The beginning of Tamil rap by Krishan Maheson was 2004's "J Town Story", while the country's first Sinhala rap track was released in 2005 in the form of Iraj's eponymous album. Krishan Maheson's Asian Avenue was the first Sri Lankan album to be released by Universal Music India in 2006. Sri Lankan-American DeLon's single “Nasty Girl” debuted at number 36 on the Billboard Charts. Ranidu Lankage's first single with Ashanthi, "Oba Magemai", led to the duo becoming the youngest Sri Lankan artists to be signed by an international record label, Sony Music India.
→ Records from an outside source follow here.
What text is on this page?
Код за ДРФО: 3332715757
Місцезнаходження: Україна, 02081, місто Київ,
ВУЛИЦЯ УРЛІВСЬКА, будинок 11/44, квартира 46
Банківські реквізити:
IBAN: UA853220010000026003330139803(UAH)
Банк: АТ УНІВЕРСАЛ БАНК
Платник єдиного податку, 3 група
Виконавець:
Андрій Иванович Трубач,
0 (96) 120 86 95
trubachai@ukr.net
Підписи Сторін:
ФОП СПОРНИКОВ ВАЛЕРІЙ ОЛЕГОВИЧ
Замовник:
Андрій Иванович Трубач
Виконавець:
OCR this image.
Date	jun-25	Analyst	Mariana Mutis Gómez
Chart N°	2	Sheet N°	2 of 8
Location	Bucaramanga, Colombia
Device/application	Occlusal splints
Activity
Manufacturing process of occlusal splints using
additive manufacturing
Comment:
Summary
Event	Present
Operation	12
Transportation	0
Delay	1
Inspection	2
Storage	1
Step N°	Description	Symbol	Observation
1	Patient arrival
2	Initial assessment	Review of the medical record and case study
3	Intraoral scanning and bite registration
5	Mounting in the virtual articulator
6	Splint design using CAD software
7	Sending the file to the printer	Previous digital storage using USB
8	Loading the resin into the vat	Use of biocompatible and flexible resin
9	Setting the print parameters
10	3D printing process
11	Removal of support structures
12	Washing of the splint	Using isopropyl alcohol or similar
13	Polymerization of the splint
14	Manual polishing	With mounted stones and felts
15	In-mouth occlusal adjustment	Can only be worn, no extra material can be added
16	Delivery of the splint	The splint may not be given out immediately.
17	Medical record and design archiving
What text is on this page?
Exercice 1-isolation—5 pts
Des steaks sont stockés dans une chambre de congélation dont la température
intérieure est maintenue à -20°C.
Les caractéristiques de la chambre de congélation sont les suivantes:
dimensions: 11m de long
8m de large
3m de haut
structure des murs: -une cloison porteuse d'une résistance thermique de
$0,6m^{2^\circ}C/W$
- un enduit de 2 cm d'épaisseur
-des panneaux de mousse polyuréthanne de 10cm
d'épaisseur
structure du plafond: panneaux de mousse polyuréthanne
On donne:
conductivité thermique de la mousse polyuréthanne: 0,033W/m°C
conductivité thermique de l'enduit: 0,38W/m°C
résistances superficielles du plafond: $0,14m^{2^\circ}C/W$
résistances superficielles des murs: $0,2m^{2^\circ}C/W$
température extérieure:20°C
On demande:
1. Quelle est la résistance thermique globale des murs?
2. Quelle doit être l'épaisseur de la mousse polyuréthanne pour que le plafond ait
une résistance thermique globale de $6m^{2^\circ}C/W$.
Lankage's “Kelle” was featured on the BBC Asian Chart and received worldwide airplay.

Bathiya and Santhush and Randhir collaborated on the first hip hop remix song "Siri Sangabodhi". The DeLon remix of M.I.A.'s "Paper Planes" was another notable milestone. The selfie rap phenomenon of 2015 is thought to have helped promote and popularise hip hop among a wider audience, after a lull spanning several years in the lead-up.

Since 2015, Hustler Bhai has been producing gangsta rap as a rapper, music director, and video director in both Tamil and Sinhala languages. In 2020, he released a tribute song for the Indian movie KGF, titled Monster. In 2025, he released the first gangsta short film titled Mafia.

Sri Lankan hip hop has grown from a niche status to a mainstay in the local music industry in less than two decades, with a few of them even going international.

“Kuddah”, released by Smokio in January 2026, surpassed one million views within 24 hours. The music video was edited and color graded by Wagmee.